A tabela de preços mínimos do frete continua gerando desgaste e prejuízos aos agricultores brasileiros. A medida tem apertado cada vez mais as margens de rentabilidade dos produtores de milho. Com volume de produção menor que o da soja, por exemplo, o tabelamento pesa mais sobre o cereal, principalmente na região Sul do país. Em entrevista ao programa Direto ao Ponto, o presidente-executivo da Associação Brasileira dos Produtores de Milho (Abramilho), Sérgio Bortolozzo, relatou que a taxação em Mato Grosso, a importação do grão da Argentina e do Paraguai e o endividamento são atualmente outros fatores negativos para o setor. No entanto, ele vislumbra oportunidades de melhora com a geração de etanol e de DDG, concentrado de proteína que pode ser mais bem explorado na alimentação animal.

Segundo Bortolozzo, o tabelamento dos fretes traz consequência drástica ao produtor de milho. “Atinge com muito mais força porque são volumes menores, o transporte pesa muito mais para nós. A situação é mais drástica para nós”, disse. Ele citou o exemplo dos agricultores de Santa Catarina que, além de sofrerem com a pressão nos preços devido ao grande mercado consumidor local, veem as indústrias de proteína animal importarem o grão da Argentina, pelo mar, e do Paraguai, por caminhoneiros locais que não cobram a tabela do frete e operam de forma mais barata.

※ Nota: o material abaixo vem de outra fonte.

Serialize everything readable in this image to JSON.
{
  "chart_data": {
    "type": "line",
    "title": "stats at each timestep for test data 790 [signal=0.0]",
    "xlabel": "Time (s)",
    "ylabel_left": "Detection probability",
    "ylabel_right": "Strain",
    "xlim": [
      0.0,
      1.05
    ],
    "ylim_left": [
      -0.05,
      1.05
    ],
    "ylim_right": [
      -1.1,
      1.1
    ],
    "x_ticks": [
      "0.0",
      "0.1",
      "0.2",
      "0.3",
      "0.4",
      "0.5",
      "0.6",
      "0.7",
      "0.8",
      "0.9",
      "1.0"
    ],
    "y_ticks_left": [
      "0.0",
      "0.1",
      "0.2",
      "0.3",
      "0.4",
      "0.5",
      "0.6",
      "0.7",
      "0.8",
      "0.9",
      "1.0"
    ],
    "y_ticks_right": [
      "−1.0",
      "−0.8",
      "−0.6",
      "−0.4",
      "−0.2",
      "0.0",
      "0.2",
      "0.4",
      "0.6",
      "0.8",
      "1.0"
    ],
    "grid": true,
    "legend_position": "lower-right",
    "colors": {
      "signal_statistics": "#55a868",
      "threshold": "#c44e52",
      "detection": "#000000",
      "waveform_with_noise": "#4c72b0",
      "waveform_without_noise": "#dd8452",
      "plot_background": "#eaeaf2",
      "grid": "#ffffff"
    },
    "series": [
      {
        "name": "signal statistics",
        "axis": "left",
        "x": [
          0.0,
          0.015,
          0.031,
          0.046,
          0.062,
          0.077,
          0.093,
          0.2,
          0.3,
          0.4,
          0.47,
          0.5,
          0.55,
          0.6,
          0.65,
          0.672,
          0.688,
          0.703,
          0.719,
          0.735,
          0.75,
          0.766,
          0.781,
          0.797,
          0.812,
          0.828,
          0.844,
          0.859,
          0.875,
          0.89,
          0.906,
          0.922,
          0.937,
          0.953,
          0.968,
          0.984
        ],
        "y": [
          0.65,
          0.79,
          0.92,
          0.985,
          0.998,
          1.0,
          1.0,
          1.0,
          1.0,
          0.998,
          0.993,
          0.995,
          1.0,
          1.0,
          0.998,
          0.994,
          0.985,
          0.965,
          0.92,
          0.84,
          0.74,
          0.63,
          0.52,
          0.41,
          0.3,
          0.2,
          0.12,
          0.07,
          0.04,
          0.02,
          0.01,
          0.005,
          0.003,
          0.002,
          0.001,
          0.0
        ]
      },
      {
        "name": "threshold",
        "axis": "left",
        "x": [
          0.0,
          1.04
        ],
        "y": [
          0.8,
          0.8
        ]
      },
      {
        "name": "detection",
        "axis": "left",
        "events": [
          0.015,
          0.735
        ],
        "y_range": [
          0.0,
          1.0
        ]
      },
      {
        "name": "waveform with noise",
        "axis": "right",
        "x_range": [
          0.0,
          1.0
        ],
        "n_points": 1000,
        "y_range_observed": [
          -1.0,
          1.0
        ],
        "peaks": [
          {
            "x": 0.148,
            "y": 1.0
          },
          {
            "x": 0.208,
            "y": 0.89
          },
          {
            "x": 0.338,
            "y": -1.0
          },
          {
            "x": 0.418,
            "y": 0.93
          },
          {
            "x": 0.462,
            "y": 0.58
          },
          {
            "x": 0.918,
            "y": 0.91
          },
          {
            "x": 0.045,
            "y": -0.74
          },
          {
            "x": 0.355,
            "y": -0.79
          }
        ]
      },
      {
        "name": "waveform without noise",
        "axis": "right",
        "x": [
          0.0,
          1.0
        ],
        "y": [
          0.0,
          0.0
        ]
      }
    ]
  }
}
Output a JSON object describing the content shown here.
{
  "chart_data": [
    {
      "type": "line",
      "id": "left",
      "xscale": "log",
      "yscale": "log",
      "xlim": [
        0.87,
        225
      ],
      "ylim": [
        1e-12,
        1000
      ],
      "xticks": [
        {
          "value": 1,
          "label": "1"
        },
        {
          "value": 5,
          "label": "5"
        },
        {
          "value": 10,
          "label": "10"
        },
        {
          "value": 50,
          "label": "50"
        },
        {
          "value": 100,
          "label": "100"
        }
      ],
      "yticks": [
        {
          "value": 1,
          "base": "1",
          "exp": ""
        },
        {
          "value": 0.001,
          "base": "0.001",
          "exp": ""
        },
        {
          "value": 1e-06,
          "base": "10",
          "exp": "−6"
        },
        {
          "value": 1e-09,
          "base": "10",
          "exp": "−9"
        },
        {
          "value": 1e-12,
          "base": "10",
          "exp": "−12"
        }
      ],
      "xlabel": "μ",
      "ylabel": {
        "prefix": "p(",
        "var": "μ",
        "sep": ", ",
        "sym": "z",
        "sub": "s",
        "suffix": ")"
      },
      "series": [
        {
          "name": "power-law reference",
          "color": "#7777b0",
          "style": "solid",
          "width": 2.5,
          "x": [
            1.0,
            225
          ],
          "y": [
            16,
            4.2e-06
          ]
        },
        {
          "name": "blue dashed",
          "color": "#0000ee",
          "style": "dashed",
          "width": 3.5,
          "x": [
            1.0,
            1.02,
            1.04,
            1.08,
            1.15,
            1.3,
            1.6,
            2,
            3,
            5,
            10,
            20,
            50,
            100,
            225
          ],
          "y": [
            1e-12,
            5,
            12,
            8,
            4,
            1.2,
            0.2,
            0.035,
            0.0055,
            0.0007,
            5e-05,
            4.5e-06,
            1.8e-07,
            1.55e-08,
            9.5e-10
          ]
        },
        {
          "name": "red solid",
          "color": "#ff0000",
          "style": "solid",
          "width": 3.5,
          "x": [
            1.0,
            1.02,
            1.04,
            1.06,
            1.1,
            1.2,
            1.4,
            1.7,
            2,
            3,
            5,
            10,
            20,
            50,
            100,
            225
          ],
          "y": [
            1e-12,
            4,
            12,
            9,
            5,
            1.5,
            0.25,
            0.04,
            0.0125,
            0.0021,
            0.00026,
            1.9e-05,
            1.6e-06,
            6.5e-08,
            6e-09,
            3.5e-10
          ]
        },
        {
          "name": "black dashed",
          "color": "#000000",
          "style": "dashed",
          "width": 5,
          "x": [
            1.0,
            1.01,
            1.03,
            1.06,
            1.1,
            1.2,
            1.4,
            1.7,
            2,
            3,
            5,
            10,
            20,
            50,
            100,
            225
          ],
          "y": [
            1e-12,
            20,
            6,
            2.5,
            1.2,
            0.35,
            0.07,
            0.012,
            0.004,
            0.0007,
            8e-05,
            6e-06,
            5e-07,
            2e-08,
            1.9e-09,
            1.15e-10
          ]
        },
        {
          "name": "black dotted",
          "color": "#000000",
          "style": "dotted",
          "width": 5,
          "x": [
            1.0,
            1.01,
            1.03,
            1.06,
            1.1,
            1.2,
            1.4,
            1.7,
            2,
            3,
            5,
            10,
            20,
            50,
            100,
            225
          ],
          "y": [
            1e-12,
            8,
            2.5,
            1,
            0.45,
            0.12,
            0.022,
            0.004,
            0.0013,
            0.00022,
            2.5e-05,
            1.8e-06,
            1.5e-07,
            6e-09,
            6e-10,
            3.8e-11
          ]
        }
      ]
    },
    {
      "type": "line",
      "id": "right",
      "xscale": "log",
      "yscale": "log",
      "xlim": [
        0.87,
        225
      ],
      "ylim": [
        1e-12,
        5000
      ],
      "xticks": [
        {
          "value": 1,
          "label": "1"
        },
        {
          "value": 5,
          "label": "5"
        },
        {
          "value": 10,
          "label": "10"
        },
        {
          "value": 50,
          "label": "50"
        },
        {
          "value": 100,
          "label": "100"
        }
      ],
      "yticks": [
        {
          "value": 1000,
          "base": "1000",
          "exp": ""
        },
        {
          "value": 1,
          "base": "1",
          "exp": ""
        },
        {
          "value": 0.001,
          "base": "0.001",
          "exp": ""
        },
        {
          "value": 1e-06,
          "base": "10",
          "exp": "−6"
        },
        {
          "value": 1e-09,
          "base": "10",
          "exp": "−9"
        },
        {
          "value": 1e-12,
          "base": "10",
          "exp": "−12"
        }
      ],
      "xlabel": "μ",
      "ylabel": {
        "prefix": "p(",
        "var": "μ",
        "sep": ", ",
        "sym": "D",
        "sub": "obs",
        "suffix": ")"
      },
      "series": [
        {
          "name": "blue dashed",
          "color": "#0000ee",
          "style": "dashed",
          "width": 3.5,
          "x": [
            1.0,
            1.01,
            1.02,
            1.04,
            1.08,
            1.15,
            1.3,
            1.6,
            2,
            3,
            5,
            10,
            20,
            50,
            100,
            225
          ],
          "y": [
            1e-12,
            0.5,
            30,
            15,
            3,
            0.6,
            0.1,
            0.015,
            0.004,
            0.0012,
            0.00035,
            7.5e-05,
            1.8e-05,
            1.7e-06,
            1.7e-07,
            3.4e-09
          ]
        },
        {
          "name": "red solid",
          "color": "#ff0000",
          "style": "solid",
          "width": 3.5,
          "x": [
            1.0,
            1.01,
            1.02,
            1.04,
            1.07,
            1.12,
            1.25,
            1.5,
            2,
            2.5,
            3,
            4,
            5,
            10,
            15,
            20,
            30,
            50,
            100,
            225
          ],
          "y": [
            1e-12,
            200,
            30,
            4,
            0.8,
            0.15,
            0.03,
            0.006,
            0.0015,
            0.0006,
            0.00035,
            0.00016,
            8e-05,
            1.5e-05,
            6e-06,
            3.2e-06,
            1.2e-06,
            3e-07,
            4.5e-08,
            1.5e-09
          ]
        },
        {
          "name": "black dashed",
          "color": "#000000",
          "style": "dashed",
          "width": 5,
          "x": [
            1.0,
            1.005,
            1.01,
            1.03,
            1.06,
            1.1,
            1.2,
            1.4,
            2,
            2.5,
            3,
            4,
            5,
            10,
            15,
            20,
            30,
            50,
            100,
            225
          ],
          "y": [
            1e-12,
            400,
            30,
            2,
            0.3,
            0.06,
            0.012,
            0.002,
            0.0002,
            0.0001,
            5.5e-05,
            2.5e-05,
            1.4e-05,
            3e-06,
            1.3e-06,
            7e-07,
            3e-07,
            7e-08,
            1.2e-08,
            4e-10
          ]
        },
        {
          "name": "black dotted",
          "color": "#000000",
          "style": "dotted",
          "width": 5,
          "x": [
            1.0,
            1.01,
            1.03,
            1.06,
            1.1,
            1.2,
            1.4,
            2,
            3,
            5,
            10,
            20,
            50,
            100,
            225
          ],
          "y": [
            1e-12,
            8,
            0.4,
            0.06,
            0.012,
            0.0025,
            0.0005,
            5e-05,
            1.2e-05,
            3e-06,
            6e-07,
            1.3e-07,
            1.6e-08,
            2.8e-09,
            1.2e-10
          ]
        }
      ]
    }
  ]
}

A taxação de 6% que o governo de Mato Grosso impôs às exportações de milho do estado também foi criticada pela Abramilho. “O posicionamento é contrário a qualquer tipo de taxação, mas infelizmente existe uma tendência de que o setor seja mais taxado porque é tido como privilegiado, quando somos competentes. O setor fica ameaçado sim, é um absurdo para o produtor, para o país e para o consumidor. Alguém vai pagar a conta lá na frente”, destacou Bortolozzo.